To end a fun long day the group made their way to some combat training and to play with some dogs… or watch a dog attack another person.
The dog is highly trained and listens to every single last command from her trainer.
“A lot of training. Not just from my handlers and my trainers but from when these dogs first hit the fleet right? They get trained in San Antonio Texas by the 341st, it is a joint military with the Marine Corps, Navy, Army and the Air Force they all train dogs and a lot of work goes into it, a lot of pride goes into dog training so a lot of work has been put into place all these dogs to make sure they know when it’s time to play and when it’s time to get serious and bite people” said Ulixes Hernandez, Sargeant/ Kennel master for dogs in San Diego.
But the educators aren’t out here isn’t to get put into shape by the Marines it’s a chance for educators to learn about the marines and what they have to offer.
Midland Senior High counselor, David Haley has been wowed at what he’s seen by the marines so far.

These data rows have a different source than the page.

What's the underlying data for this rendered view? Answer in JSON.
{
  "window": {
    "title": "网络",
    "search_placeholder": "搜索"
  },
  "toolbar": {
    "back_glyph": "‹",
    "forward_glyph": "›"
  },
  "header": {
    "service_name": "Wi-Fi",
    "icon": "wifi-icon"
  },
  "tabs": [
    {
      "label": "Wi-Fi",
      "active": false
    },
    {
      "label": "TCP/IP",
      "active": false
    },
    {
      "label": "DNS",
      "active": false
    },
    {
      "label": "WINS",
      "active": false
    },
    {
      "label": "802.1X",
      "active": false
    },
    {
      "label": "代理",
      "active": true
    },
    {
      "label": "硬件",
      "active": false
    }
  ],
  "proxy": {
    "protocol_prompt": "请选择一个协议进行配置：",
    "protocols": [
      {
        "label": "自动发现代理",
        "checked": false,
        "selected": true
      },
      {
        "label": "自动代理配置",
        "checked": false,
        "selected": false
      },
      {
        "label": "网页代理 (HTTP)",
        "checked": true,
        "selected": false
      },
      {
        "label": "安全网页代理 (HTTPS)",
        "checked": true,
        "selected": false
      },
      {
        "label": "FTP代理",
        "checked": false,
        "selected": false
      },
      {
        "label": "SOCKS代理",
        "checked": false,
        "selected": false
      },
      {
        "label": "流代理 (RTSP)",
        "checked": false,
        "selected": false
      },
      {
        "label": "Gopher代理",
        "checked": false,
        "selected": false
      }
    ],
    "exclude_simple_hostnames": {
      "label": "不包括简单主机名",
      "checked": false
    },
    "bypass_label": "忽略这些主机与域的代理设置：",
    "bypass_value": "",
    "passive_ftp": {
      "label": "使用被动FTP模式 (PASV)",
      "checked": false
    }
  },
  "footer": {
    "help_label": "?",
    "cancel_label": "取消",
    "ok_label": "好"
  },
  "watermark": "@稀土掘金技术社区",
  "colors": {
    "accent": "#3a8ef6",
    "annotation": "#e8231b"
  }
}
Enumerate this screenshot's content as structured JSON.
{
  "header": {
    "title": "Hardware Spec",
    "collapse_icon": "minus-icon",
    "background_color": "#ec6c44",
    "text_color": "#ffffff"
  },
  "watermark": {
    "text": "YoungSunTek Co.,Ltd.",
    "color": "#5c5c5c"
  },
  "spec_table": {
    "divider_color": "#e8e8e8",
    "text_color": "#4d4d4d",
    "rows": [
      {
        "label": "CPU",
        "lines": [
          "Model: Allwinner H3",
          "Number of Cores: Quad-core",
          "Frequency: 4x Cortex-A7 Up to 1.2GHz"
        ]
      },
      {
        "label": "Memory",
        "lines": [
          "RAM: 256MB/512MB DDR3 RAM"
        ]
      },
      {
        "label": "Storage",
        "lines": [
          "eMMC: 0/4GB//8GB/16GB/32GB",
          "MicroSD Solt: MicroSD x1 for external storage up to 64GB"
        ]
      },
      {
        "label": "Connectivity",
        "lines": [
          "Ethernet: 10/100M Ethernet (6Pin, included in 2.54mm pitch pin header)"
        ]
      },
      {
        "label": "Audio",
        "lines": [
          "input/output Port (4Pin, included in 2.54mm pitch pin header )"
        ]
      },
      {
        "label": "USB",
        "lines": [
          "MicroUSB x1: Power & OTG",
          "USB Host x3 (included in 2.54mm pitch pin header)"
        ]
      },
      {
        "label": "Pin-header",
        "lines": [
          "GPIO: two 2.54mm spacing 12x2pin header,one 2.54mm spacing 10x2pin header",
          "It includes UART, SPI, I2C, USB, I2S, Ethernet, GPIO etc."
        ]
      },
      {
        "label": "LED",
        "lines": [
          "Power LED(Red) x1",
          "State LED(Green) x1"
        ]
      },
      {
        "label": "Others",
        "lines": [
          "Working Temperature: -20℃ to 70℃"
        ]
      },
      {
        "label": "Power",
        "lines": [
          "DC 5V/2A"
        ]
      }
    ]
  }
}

‘The training, the education, the stress on furthering your career whether you stay in after one cycle of enlistment or whether you go out as a civilian world. There really seems to be a look after the Marine while they’re in and when they leave and that’s something you don’t think about as a civilian and was really kinda evident today that’s what they’re doing. It impressed me, I was really impressed with it.” said Haley.
Whether it’s something small like making your bed or large like following a tradition, the clear message is that there is a reason behind everything the Marines do.